There are infinite varieties of grass suitable for household lawns, landscaping and sports arena turf. The type of grass you choose to grow should conform to your local environment and fit your needs. For example, buffalo grass is often chosen for its luxurious appearance but would not hold up on a sports field. St. Augustine grass, on the other hand, does well in areas with heavy foot traffic. With the right care, growing grasses can be a worthwhile project.
Choose the right type of grass. Talk to your local nursery about what type of grass best fits your needs and environment. St. Augustine, Bermuda and buffalo grass are all common lawn varieties.

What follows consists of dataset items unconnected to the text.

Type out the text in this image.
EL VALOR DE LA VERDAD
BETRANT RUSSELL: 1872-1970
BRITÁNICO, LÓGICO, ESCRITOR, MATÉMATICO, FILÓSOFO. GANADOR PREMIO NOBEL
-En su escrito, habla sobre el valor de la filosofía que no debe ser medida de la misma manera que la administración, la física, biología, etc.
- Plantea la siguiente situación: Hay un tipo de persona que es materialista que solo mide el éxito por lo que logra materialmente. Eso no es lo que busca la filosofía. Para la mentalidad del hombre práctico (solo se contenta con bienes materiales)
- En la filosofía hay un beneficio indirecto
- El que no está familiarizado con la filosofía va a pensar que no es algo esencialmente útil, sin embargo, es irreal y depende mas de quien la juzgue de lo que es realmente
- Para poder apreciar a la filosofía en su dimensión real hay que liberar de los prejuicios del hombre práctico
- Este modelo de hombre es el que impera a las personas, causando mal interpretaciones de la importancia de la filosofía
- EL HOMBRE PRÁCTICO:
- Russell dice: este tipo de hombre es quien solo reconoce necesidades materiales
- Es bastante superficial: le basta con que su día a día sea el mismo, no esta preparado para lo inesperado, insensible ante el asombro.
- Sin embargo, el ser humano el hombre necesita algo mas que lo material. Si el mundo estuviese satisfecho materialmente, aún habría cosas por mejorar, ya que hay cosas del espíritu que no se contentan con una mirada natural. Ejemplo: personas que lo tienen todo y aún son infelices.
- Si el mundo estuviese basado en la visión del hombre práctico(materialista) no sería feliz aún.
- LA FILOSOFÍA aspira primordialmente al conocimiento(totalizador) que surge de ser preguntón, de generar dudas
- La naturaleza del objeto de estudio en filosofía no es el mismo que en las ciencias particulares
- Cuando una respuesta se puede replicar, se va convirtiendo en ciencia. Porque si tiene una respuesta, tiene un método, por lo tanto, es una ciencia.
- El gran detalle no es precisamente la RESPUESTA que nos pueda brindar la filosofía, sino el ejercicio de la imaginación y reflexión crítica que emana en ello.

Prepare the soil. Be sure the planting area is on the same level and spread dirt around evenly as needed. Use your rototiller to mix compost into the soil.
Pull any weeds that have been tilled up. This is important to give your new grass a fighting chance.
Fertilize the soil. Before planting your grass, spread a fertilizer specially formulated for your type of grass (lawn, turf) evenly throughout the dirt. Follow the directions on the label exactly so as not to burn the roots of your new grass. Once established, continue to fertilize your grass once every one to two months.
Water your lawn thoroughly. Planting grass plugs is less work when the soil is moist and easy to work with. After fully soaking, let the soil dry for 24 hours before planting.
Plant the plugs. In a checkerboard pattern, make indentations in the soil large enough to fit each plug. Gently spread the roots and place each plug into a hole. Cover the roots with soil and use your hand to pat the soil and eliminate any air pockets.
Water newly planted plugs. Fully soak the ground around the plugs to give them a good start. Continue to water your new grass every two or three days to maintain root moisture. After heavy rains, let the soil dry partially before returning to your normal watering schedule.